The midday heat was quite something. It hit Bunny like a punch in the solar plexus. Nevada temperatures were the kind you only experienced in Ireland when they were cooking instructions.
The Bunny McGarry Stateside series (a spin-off of Caimh McDonnell’s Dublin Trilogy) rolls along with a brand-new entry, The Quiet Man. And sorry, this story has no connection to the famous John Ford movie, except for the presence of a heavy-drinking, pugnacious Irishman.

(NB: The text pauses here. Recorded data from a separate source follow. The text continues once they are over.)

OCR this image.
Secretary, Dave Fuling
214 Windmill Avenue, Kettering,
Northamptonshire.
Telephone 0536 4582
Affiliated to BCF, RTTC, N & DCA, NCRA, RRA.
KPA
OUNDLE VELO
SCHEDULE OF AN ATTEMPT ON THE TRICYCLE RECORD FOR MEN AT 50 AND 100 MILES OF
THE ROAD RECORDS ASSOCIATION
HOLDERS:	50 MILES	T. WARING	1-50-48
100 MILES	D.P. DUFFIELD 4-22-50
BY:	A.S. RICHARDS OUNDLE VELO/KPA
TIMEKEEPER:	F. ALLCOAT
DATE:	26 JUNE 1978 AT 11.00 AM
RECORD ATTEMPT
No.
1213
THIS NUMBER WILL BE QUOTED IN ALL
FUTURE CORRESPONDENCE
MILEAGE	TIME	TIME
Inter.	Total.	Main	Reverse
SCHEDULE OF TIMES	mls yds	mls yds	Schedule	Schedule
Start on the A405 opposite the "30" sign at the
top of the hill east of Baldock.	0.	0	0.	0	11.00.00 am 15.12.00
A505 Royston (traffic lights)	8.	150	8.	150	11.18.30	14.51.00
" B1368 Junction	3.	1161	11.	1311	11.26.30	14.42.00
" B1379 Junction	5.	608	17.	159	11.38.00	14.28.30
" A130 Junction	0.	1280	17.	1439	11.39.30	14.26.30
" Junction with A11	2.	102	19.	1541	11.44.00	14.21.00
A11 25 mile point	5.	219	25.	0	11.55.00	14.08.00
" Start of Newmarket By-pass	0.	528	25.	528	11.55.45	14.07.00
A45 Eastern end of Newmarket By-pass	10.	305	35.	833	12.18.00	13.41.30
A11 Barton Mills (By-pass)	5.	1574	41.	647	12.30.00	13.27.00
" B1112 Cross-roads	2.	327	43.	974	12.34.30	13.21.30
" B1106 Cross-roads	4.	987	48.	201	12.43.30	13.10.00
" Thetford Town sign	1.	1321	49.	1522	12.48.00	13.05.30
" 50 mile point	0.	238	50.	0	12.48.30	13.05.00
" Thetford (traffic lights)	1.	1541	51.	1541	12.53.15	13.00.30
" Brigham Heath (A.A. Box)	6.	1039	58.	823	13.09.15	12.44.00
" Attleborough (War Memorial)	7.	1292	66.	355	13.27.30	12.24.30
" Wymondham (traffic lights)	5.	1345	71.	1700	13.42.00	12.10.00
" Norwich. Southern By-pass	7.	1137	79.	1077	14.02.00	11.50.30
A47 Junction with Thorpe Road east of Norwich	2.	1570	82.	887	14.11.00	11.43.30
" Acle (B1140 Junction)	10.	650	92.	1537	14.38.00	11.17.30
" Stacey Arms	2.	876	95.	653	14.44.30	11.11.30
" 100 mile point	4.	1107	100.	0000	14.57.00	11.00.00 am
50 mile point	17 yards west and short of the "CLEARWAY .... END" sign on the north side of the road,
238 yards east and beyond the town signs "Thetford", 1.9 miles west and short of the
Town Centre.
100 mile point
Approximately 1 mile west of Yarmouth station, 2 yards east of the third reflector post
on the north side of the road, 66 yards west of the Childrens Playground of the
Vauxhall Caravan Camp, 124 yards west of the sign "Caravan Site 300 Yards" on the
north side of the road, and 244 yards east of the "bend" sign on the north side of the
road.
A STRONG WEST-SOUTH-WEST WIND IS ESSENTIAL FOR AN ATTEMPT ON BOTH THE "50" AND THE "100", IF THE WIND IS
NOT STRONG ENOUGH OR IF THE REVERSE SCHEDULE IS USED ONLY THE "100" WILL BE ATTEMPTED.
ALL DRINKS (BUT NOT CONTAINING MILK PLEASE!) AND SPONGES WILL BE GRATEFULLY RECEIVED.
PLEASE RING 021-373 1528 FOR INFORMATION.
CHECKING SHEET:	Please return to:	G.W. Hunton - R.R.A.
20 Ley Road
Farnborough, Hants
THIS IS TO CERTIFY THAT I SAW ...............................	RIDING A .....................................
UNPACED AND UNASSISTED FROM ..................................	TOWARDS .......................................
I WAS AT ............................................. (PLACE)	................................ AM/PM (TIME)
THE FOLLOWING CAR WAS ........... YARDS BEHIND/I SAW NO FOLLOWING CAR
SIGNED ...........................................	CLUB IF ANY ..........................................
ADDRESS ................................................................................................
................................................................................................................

The background, if you haven’t read the previous books, is a little complicated. Bunny McGarry, former Dublin police detective, is now officially dead. He has come to the US on a private quest to locate Simone, the love of his life. She disappeared entirely some years ago in order to escape some dangerous people who were looking for her. But now Bunny has learned of a credible threat to her safety of which she needs to be warned. To locate her, he has formed an alliance with the Sisters of the Saint, an unofficial order of “nuns” who are not necessarily religious (or celibate), but who have banded together to fight evil. Sort of a female A-Team with a mother superior. One of their members may know where Simone is, but she and another sister have been kidnapped by a Mexican drug cartel. The cartel’s price for their release is that the Sisters find a way to spring one of their members (the titular Quiet Man) from a super-high security prison in Nevada.
Got that?
Bunny, always game, agrees to get himself arrested, and the Sisters’ resident internet hacker manages to get him placed in The Quiet Man’s cell. The Quiet Man is a mysterious prisoner, very large and strong, who never leaves the cell without a Hannibal Lecter mask, and to whom everyone is forbidden to speak. All Bunny has to do is persuade him to come along when the Sisters disrupt prison security. And, incidentally, stay alive while being threatened by various prison gangs, an old enemy who unexpectedly appears, and a homicidal chief guard. And, oh yes, survive in a place where they think a biscuit is what Bunny calls a scone.
I didn’t think The Quiet Man was quite as funny as the previous books (which may be only a trick of memory), but it was an engaging light thriller, and there were a lot of amusing moments and a neat resolution. I recommend it, if you can handle the rough language and “earthy” humor.